August 4, 2003

FORKWORTHY FILES

Poll is big uh-oh for Gephardt (DAVID YEPSEN, 08/03/2003, Des Moines Register)
Is Howard Dean on his way to the Democratic presidential nomination? Could be. Today's Iowa Poll of Democratic caucus-goers shows the former Vermont governor has moved into first place in Iowa, knocking Missouri Congressman Richard Gephardt from that long-held perch.

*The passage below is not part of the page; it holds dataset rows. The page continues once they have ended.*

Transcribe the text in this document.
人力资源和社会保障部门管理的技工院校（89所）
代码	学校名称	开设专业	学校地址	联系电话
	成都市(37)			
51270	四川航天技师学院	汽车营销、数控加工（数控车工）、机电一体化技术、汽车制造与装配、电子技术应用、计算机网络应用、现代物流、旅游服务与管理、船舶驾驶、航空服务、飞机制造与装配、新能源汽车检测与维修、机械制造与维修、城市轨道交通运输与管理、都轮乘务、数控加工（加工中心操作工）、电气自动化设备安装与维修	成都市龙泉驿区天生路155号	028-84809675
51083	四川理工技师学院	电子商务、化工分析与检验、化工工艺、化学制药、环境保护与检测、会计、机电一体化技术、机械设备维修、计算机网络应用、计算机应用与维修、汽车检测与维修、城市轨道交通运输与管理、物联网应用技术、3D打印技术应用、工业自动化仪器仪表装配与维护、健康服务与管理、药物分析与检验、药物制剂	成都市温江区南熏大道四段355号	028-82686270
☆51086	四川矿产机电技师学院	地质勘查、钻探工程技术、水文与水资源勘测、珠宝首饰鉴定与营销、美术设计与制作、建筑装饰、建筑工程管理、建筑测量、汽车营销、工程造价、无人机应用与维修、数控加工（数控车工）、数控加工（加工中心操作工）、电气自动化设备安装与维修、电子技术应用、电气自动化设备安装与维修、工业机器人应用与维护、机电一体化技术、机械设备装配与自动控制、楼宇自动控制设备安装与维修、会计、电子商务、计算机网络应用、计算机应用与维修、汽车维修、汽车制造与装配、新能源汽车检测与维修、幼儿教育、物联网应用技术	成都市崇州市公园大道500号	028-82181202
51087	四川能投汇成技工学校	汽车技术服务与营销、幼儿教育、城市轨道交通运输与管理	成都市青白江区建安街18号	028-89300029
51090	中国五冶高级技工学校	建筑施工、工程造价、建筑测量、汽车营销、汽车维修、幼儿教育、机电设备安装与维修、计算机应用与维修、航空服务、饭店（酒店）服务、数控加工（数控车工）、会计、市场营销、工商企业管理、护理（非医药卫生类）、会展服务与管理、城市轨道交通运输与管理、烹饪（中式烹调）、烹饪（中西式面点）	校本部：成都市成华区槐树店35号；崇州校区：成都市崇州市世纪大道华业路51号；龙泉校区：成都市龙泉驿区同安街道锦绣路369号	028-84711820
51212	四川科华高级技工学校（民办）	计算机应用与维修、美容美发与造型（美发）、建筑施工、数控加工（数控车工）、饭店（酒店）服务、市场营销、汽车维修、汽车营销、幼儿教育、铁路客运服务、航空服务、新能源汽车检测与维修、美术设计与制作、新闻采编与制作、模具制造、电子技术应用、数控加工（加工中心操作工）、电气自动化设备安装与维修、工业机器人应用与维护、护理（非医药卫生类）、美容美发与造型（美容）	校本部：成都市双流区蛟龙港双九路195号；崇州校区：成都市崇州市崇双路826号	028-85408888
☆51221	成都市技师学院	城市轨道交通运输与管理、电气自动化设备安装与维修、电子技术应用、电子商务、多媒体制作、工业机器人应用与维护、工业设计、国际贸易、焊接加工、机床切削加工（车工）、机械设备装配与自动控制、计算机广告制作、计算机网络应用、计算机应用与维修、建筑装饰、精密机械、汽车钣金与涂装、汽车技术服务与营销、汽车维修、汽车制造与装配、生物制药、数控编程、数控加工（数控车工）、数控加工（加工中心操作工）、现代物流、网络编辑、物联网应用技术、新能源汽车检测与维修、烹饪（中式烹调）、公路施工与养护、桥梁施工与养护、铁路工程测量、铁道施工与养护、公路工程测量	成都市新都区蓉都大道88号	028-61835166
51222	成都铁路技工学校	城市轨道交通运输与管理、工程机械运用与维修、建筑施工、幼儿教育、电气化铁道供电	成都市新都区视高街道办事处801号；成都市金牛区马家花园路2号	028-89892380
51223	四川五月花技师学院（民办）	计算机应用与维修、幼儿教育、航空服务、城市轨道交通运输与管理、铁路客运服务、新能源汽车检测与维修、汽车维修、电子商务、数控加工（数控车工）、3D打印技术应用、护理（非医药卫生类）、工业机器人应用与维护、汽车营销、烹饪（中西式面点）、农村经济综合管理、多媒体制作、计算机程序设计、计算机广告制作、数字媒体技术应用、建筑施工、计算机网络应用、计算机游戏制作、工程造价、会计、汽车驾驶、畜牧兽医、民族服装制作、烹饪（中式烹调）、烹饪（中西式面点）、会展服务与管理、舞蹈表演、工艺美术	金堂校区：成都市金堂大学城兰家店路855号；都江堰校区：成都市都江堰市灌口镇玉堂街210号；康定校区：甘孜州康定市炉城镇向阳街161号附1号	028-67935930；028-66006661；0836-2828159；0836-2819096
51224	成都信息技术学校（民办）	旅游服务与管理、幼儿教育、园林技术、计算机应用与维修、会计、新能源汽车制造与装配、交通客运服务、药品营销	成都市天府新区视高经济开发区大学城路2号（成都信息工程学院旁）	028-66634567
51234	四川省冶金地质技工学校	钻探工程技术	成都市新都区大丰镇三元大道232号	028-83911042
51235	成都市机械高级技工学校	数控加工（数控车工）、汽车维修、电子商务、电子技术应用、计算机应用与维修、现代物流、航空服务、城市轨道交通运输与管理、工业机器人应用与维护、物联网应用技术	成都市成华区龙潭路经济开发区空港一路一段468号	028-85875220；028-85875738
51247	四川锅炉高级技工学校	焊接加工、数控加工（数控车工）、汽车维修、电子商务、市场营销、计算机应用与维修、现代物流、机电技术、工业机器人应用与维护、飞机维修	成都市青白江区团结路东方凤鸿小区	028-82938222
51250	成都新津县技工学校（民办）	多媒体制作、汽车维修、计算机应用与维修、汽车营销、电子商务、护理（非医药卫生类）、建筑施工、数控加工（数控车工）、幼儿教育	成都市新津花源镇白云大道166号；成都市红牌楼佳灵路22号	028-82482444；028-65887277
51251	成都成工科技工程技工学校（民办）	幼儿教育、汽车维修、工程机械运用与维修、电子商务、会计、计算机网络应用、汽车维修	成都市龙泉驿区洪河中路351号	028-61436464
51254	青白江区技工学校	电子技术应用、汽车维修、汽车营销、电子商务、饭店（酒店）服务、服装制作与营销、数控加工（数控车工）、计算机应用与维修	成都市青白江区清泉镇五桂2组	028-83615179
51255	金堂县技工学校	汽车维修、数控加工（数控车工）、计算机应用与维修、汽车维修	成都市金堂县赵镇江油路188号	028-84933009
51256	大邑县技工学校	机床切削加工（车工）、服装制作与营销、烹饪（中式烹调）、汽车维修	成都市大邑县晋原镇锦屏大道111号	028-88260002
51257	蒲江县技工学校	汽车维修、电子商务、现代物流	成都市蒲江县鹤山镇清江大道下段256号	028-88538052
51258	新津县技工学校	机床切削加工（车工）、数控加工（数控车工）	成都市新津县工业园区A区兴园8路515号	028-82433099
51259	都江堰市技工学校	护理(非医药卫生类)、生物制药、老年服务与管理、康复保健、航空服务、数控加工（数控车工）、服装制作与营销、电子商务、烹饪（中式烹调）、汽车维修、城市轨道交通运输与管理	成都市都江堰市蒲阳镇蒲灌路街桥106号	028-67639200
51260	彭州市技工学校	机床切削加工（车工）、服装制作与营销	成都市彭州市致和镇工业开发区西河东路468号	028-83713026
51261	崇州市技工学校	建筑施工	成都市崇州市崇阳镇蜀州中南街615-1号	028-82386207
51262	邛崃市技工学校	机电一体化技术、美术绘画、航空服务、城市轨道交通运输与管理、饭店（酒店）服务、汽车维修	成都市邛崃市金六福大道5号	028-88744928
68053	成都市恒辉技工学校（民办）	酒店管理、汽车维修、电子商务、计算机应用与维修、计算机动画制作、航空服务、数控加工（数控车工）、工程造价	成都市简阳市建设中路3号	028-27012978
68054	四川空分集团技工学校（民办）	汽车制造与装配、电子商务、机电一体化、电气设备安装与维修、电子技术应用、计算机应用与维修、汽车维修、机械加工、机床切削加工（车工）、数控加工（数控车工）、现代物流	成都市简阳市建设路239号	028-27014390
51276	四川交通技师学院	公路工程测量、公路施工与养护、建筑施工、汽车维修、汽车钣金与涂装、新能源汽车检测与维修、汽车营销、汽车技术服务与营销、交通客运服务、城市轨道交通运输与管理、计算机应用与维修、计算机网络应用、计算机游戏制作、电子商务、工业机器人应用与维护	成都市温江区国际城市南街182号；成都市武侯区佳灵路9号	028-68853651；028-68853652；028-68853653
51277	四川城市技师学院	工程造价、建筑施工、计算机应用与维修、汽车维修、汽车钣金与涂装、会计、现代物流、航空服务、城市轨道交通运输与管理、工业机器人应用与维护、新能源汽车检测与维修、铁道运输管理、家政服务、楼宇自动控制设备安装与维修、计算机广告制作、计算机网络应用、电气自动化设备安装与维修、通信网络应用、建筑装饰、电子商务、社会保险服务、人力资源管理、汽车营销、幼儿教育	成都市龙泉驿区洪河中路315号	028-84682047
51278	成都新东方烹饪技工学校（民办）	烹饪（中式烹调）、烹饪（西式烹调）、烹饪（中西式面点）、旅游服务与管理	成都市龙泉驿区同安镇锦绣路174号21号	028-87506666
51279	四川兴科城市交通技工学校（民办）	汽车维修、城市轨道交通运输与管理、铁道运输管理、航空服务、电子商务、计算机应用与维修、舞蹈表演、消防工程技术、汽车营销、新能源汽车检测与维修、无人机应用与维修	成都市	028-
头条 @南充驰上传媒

That's more great news for Dean, who's been enjoying a lot of that lately, and another hard blow to Gephardt, whose campaign seems flat. It's also bad news for Massachusetts Senator John Kerry, who is in
third place. Not because he's running third here, but because of what a first-place Dean finish in Iowa is going to mean to Kerry's chances in New Hampshire.

Consider the scenario this poll suggests: Dean upsets Gephardt in Iowa. That could knock Gephardt out of the race. (He's already had trouble raising money, and an Iowa defeat means a rejection by the very people who elevated him to national stature in1988.)

A caucus victory in Iowa is always worth a few points going into New Hampshire. Since Kerry and Dean are in a virtual tie in New Hampshire, an Iowa victory for Dean could push him over the top in the Granite State. Any candidate who wins both Iowa and New Hampshire is going to be hard to stop for the nomination.

It becomes ever harder to believe that the next Democratic presidential nominee is currently a declared candidate. The ambitions of politicians too abhor a vacuum and having Howard Dean as your party's front-runner just sucks.

MORE:
Team touted by Gephardt fades in Iowa (Jon Sawyer, 08/02/2003, St. Louis Post-Dispatch)
When Richard Gephardt announced his "leadership team" of Iowa supporters a month ago he said, "I don't take one bit of support for granted," and touted what he called "a great team of folks behind me."

But in politics, a month can be painfully long, and if Gephardt looks behind him now he'll find that his leadership team is fading in a state deemed crucial to his presidential hopes.

Of the 34 "leadership" individuals listed until Friday on Gephardt's Iowa campaign Web site, 11 say that in fact they are either undecided in the presidential campaign or actively supporting one of Gephardt's rivals.

At least seven of those listed, including three mayors and a county supervisor, say they never intended to be counted among Gephardt supporters to begin with.

Among the 15 individuals who identified themselves as actual Gephardt supporters, several appeared to be wavering.

The Stop-Dean Candidate: Hillary: If Mrs. Clinton wants to save her party, 2008 may be too late. (ROBERT L. BARTLEY,
August 4, 2003, Wall Street Journal)
Hillary, she's the one. It's not exactly my place, as one who joined the vast right-wing conspiracy as soon as she advertised it, to endorse Sen. Clinton. But in recent polls among Democrats she
swamps the announced candidates if her name is included. She's been stumping the country with book signings, and is headed to California to save Gray Davis.

Since her health-care fiasco, too, she's learned something about triangulation. She did vote for the war resolution, and has been cautiously supportive since. Her husband, of course, recently said that when he left the presidency Iraq had unaccounted-for stocks of chemical and biological weapons, and dismissed as minor Democratic complaints about the 16 words in President Bush's State of the Union address.

At a confab of liberal lawyers last week, Mrs. Clinton made an intriguing comment that the depredations of the Bush administration "can no longer be observed from the sidelines." Onetime inside adviser Dick Morris has predicted she'll run this year if the Bush approval rating dips below 50%. It dropped to 56% in the latest Wall Street Journal/NBC News poll, down from 62% in May. [...]

Watching Mr. Dean's surge in the primaries, Sen. Clinton may have to rethink her preference of delaying a presidential bid until 2008 to run against Gov. Jeb Bush or some other non-incumbent. By then it may be too late, not for her but for her party. A Dean candidacy would stamp Democrats more clearly than ever as a party that runs hoping for a sour economy at home and rooting for American humiliation in Iraq.